Au retour de la Grande Guerre, le sous-officier d'infanterie Pierre Drieu la Rochelle s'interroge sur la victoire des Alliés, dans laquelle il ne voit qu'un trompe-l'oeil. Jeune auteur de 27 ans, issu d'une famille nationaliste et conservatrice d'origine normande, il s'émeut des faiblesses de la France, posant ainsi les limites du nationalisme intégral, cher aux partisans de Charles Maurras. Démontrant l'incapacité française à se régénérer humainement, il s'interroge, au-delà du fait national, sur le devenir de la puissance des nations.
Dans la première partie de Mesure de la France, il consacre de larges développements à la dénatalité qui frappe son pays, véritable suicide (un "crime", dénonce-t-il). S'il a fallu la moitié de la planète pour vaincre l'Allemagne, qu'aurait pu la France seule ?
Dans la seconde partie de l'essai, le déclin démographique français l'amène à s'interroger sur la puissance des nations, fondée sur la seule notion de Production, stade final du besoin économique. Il cherche les responsabilités des acteurs institutionnels, politiques et religieux de l'époque. Pour sauver la France, il en appelle à de véritables "Alliances", fruits d'unions nationales, consenties sur un pied d'égalité en temps de paix, et non issues de guerres mortifères pour le continent européen.
Cet essai annonce les prochaines oeuvres de Drieu, Le Jeune Européen et Genève ou Moscou, dans lesquelles il fera clairement le choix d'une "autre voie", celle de l'Europe.
Mesure de la France, tout en proposant des pistes de réflexion, n'en délivre pas moins un message pessimiste : l'Europe n'a pas vécu la "der des der", comme certains, les plus nombreux, aimeraient à le croire, mais la "Première Guerre". La suite de l'Histoire, avec la Seconde Guerre mondiale, lui donnera raison.

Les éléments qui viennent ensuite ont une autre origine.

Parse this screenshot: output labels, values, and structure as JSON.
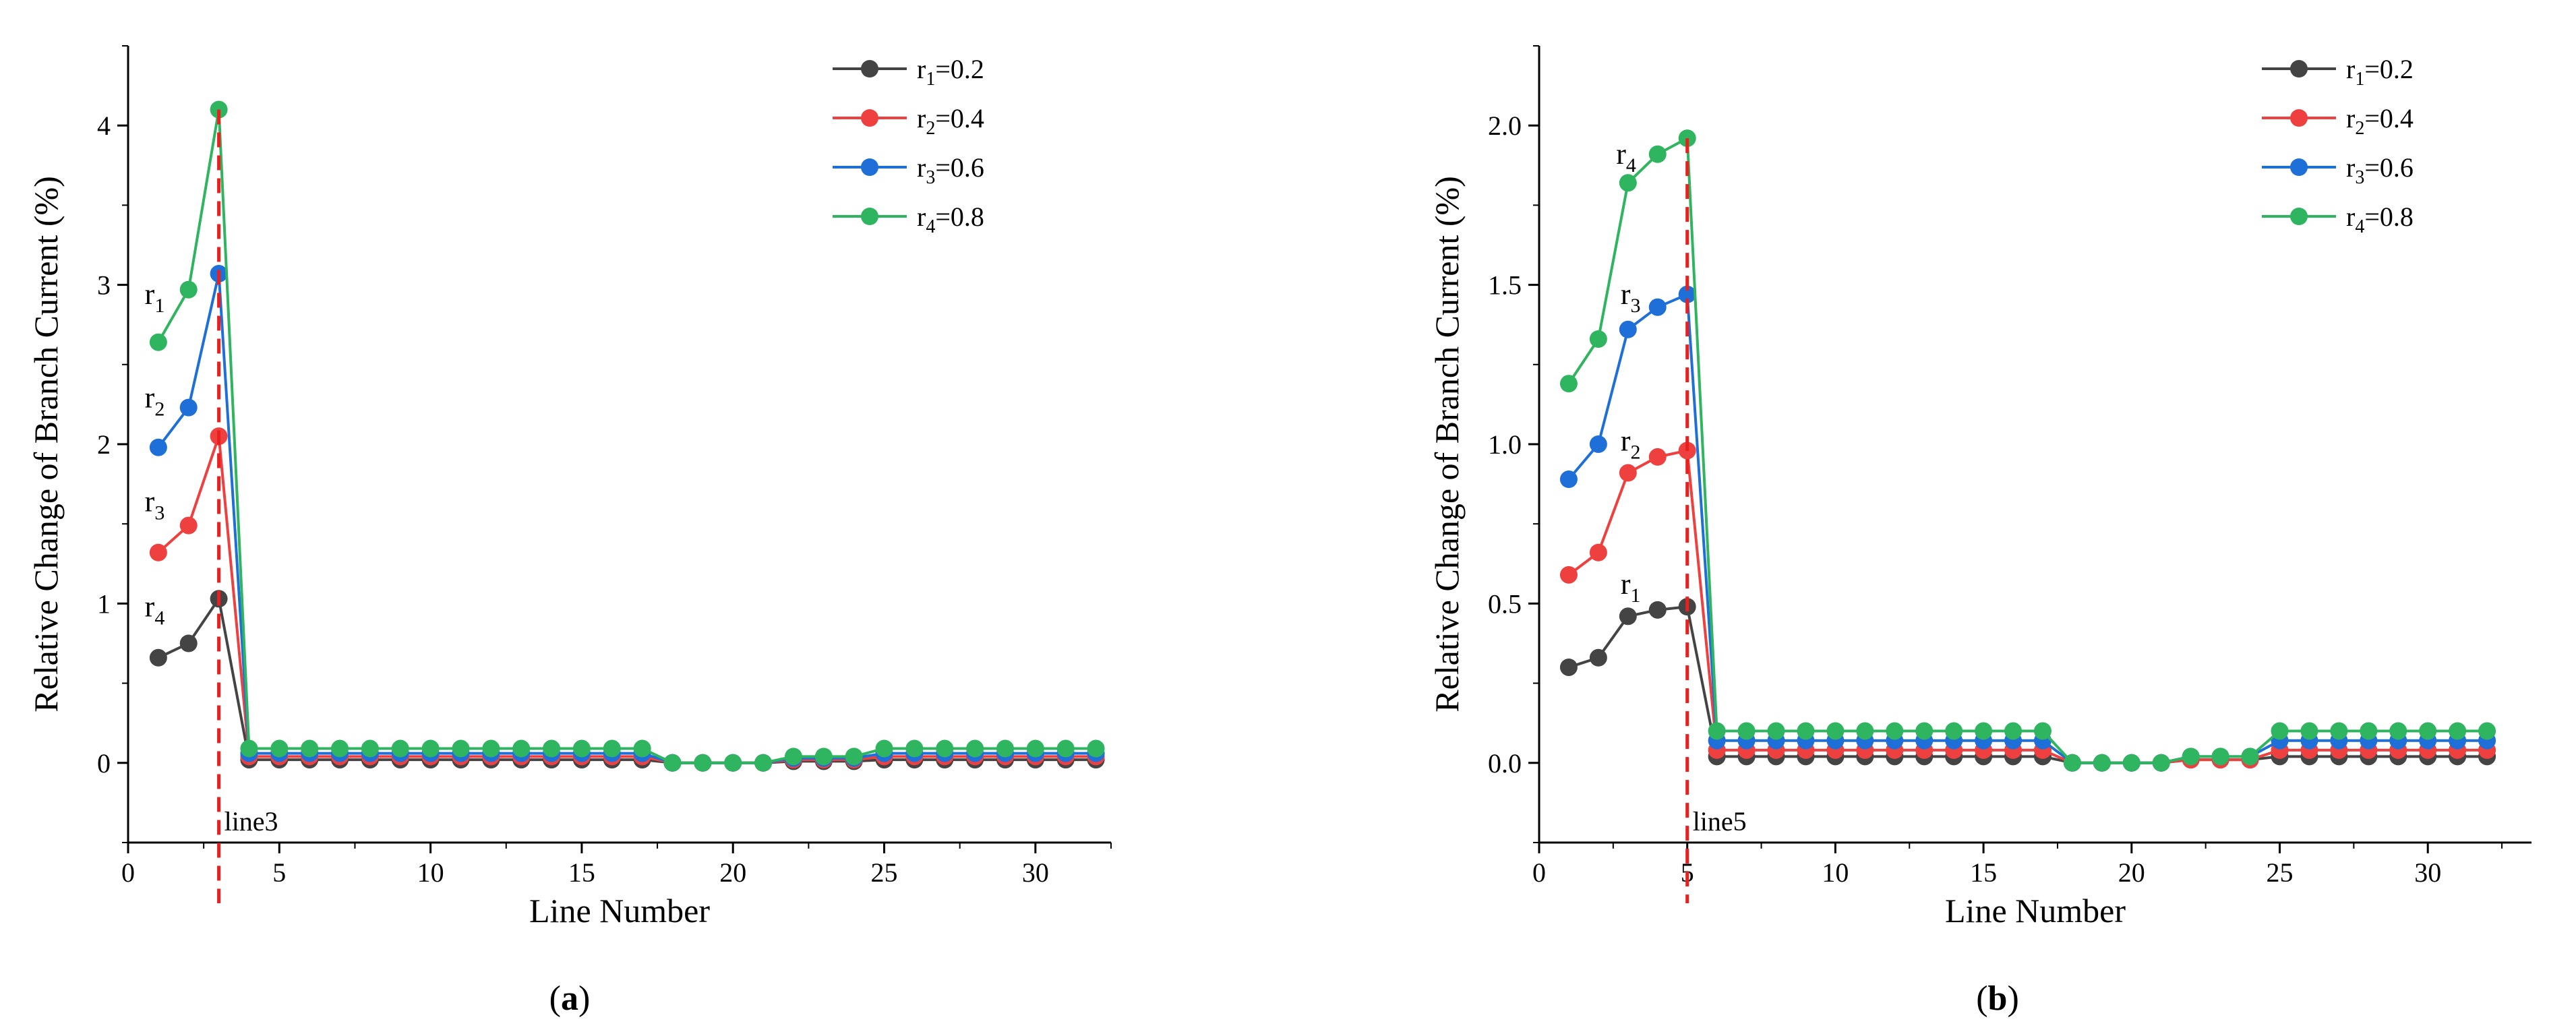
{
  "colors": {
    "r1": "#444444",
    "r2": "#ef4040",
    "r3": "#1f6fd9",
    "r4": "#2fb45f",
    "fault_line": "#e8201f",
    "axis": "#000000"
  },
  "chart_data": [
    {
      "type": "line",
      "panel_label": "(a)",
      "panel_letter": "a",
      "title": "",
      "xlabel": "Line Number",
      "ylabel": "Relative Change of Branch Current (%)",
      "xlim": [
        0,
        32.5
      ],
      "ylim": [
        -0.5,
        4.5
      ],
      "xticks": [
        0,
        5,
        10,
        15,
        20,
        25,
        30
      ],
      "yticks": [
        0,
        1,
        2,
        3,
        4
      ],
      "ytick_labels": [
        "0",
        "1",
        "2",
        "3",
        "4"
      ],
      "legend_position": "top-right",
      "fault_line": {
        "x": 3,
        "label": "line3"
      },
      "x": [
        1,
        2,
        3,
        4,
        5,
        6,
        7,
        8,
        9,
        10,
        11,
        12,
        13,
        14,
        15,
        16,
        17,
        18,
        19,
        20,
        21,
        22,
        23,
        24,
        25,
        26,
        27,
        28,
        29,
        30,
        31,
        32
      ],
      "series": [
        {
          "key": "r1",
          "name_base": "r",
          "name_sub": "1",
          "name_val": "=0.2",
          "values": [
            0.66,
            0.75,
            1.03,
            0.02,
            0.02,
            0.02,
            0.02,
            0.02,
            0.02,
            0.02,
            0.02,
            0.02,
            0.02,
            0.02,
            0.02,
            0.02,
            0.02,
            0.0,
            0.0,
            0.0,
            0.0,
            0.01,
            0.01,
            0.01,
            0.02,
            0.02,
            0.02,
            0.02,
            0.02,
            0.02,
            0.02,
            0.02
          ]
        },
        {
          "key": "r2",
          "name_base": "r",
          "name_sub": "2",
          "name_val": "=0.4",
          "values": [
            1.32,
            1.49,
            2.05,
            0.04,
            0.04,
            0.04,
            0.04,
            0.04,
            0.04,
            0.04,
            0.04,
            0.04,
            0.04,
            0.04,
            0.04,
            0.04,
            0.04,
            0.0,
            0.0,
            0.0,
            0.0,
            0.02,
            0.02,
            0.02,
            0.04,
            0.04,
            0.04,
            0.04,
            0.04,
            0.04,
            0.04,
            0.04
          ]
        },
        {
          "key": "r3",
          "name_base": "r",
          "name_sub": "3",
          "name_val": "=0.6",
          "values": [
            1.98,
            2.23,
            3.07,
            0.06,
            0.06,
            0.06,
            0.06,
            0.06,
            0.06,
            0.06,
            0.06,
            0.06,
            0.06,
            0.06,
            0.06,
            0.06,
            0.06,
            0.0,
            0.0,
            0.0,
            0.0,
            0.03,
            0.03,
            0.03,
            0.06,
            0.06,
            0.06,
            0.06,
            0.06,
            0.06,
            0.06,
            0.06
          ]
        },
        {
          "key": "r4",
          "name_base": "r",
          "name_sub": "4",
          "name_val": "=0.8",
          "values": [
            2.64,
            2.97,
            4.1,
            0.09,
            0.09,
            0.09,
            0.09,
            0.09,
            0.09,
            0.09,
            0.09,
            0.09,
            0.09,
            0.09,
            0.09,
            0.09,
            0.09,
            0.0,
            0.0,
            0.0,
            0.0,
            0.04,
            0.04,
            0.04,
            0.09,
            0.09,
            0.09,
            0.09,
            0.09,
            0.09,
            0.09,
            0.09
          ]
        }
      ],
      "annotations": [
        {
          "base": "r",
          "sub": "1",
          "x": 0.55,
          "y": 2.88
        },
        {
          "base": "r",
          "sub": "2",
          "x": 0.55,
          "y": 2.23
        },
        {
          "base": "r",
          "sub": "3",
          "x": 0.55,
          "y": 1.58
        },
        {
          "base": "r",
          "sub": "4",
          "x": 0.55,
          "y": 0.92
        }
      ]
    },
    {
      "type": "line",
      "panel_label": "(b)",
      "panel_letter": "b",
      "title": "",
      "xlabel": "Line Number",
      "ylabel": "Relative Change of Branch Current (%)",
      "xlim": [
        0,
        33.5
      ],
      "ylim": [
        -0.25,
        2.25
      ],
      "xticks": [
        0,
        5,
        10,
        15,
        20,
        25,
        30
      ],
      "yticks": [
        0.0,
        0.5,
        1.0,
        1.5,
        2.0
      ],
      "ytick_labels": [
        "0.0",
        "0.5",
        "1.0",
        "1.5",
        "2.0"
      ],
      "legend_position": "top-right",
      "fault_line": {
        "x": 5,
        "label": "line5"
      },
      "x": [
        1,
        2,
        3,
        4,
        5,
        6,
        7,
        8,
        9,
        10,
        11,
        12,
        13,
        14,
        15,
        16,
        17,
        18,
        19,
        20,
        21,
        22,
        23,
        24,
        25,
        26,
        27,
        28,
        29,
        30,
        31,
        32
      ],
      "series": [
        {
          "key": "r1",
          "name_base": "r",
          "name_sub": "1",
          "name_val": "=0.2",
          "values": [
            0.3,
            0.33,
            0.46,
            0.48,
            0.49,
            0.02,
            0.02,
            0.02,
            0.02,
            0.02,
            0.02,
            0.02,
            0.02,
            0.02,
            0.02,
            0.02,
            0.02,
            0.0,
            0.0,
            0.0,
            0.0,
            0.01,
            0.01,
            0.01,
            0.02,
            0.02,
            0.02,
            0.02,
            0.02,
            0.02,
            0.02,
            0.02
          ]
        },
        {
          "key": "r2",
          "name_base": "r",
          "name_sub": "2",
          "name_val": "=0.4",
          "values": [
            0.59,
            0.66,
            0.91,
            0.96,
            0.98,
            0.04,
            0.04,
            0.04,
            0.04,
            0.04,
            0.04,
            0.04,
            0.04,
            0.04,
            0.04,
            0.04,
            0.04,
            0.0,
            0.0,
            0.0,
            0.0,
            0.01,
            0.01,
            0.01,
            0.04,
            0.04,
            0.04,
            0.04,
            0.04,
            0.04,
            0.04,
            0.04
          ]
        },
        {
          "key": "r3",
          "name_base": "r",
          "name_sub": "3",
          "name_val": "=0.6",
          "values": [
            0.89,
            1.0,
            1.36,
            1.43,
            1.47,
            0.07,
            0.07,
            0.07,
            0.07,
            0.07,
            0.07,
            0.07,
            0.07,
            0.07,
            0.07,
            0.07,
            0.07,
            0.0,
            0.0,
            0.0,
            0.0,
            0.02,
            0.02,
            0.02,
            0.07,
            0.07,
            0.07,
            0.07,
            0.07,
            0.07,
            0.07,
            0.07
          ]
        },
        {
          "key": "r4",
          "name_base": "r",
          "name_sub": "4",
          "name_val": "=0.8",
          "values": [
            1.19,
            1.33,
            1.82,
            1.91,
            1.96,
            0.1,
            0.1,
            0.1,
            0.1,
            0.1,
            0.1,
            0.1,
            0.1,
            0.1,
            0.1,
            0.1,
            0.1,
            0.0,
            0.0,
            0.0,
            0.0,
            0.02,
            0.02,
            0.02,
            0.1,
            0.1,
            0.1,
            0.1,
            0.1,
            0.1,
            0.1,
            0.1
          ]
        }
      ],
      "annotations": [
        {
          "base": "r",
          "sub": "4",
          "x": 2.6,
          "y": 1.88
        },
        {
          "base": "r",
          "sub": "3",
          "x": 2.75,
          "y": 1.44
        },
        {
          "base": "r",
          "sub": "2",
          "x": 2.75,
          "y": 0.98
        },
        {
          "base": "r",
          "sub": "1",
          "x": 2.75,
          "y": 0.53
        }
      ]
    }
  ]
}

Pierre Drieu la Rochelle (1893-1945)
Cet écrivain engagé, obsédé par la décadence, laisse une oeuvre abondante (vingt-huit ouvrages : d'Interrogation, en 1917, aux Chiens de paille, en 1944). Héros de la Grande Guerre (trois fois blessé), ami des surréalistes, germanophile et anglomane, rêvant d'une nouvelle Europe, "socialiste-fasciste", dès 1934, éditorialiste du PPF de Doriot, en 1936, partisan de la collaboration avec l'Allemagne, il dirige la Nouvelle Revue française sous l'Occupation et se suicide le 15 mars 1945. Son ami André Malraux sera son exécuteur testamentaire.
Franck Buleux, préfacier :
Chargé de cours dans l'enseignement supérieur, diplomé en histoire, sciences politiques, droit et criminologie. Normand comme Drieu la Rochelle, il a publié en 2015 un essai sur L'Unité normande (L'Harmattan) pour lequel il a obtenu le prix André-Maurois 2016 décerné par la Société des écrivains normands.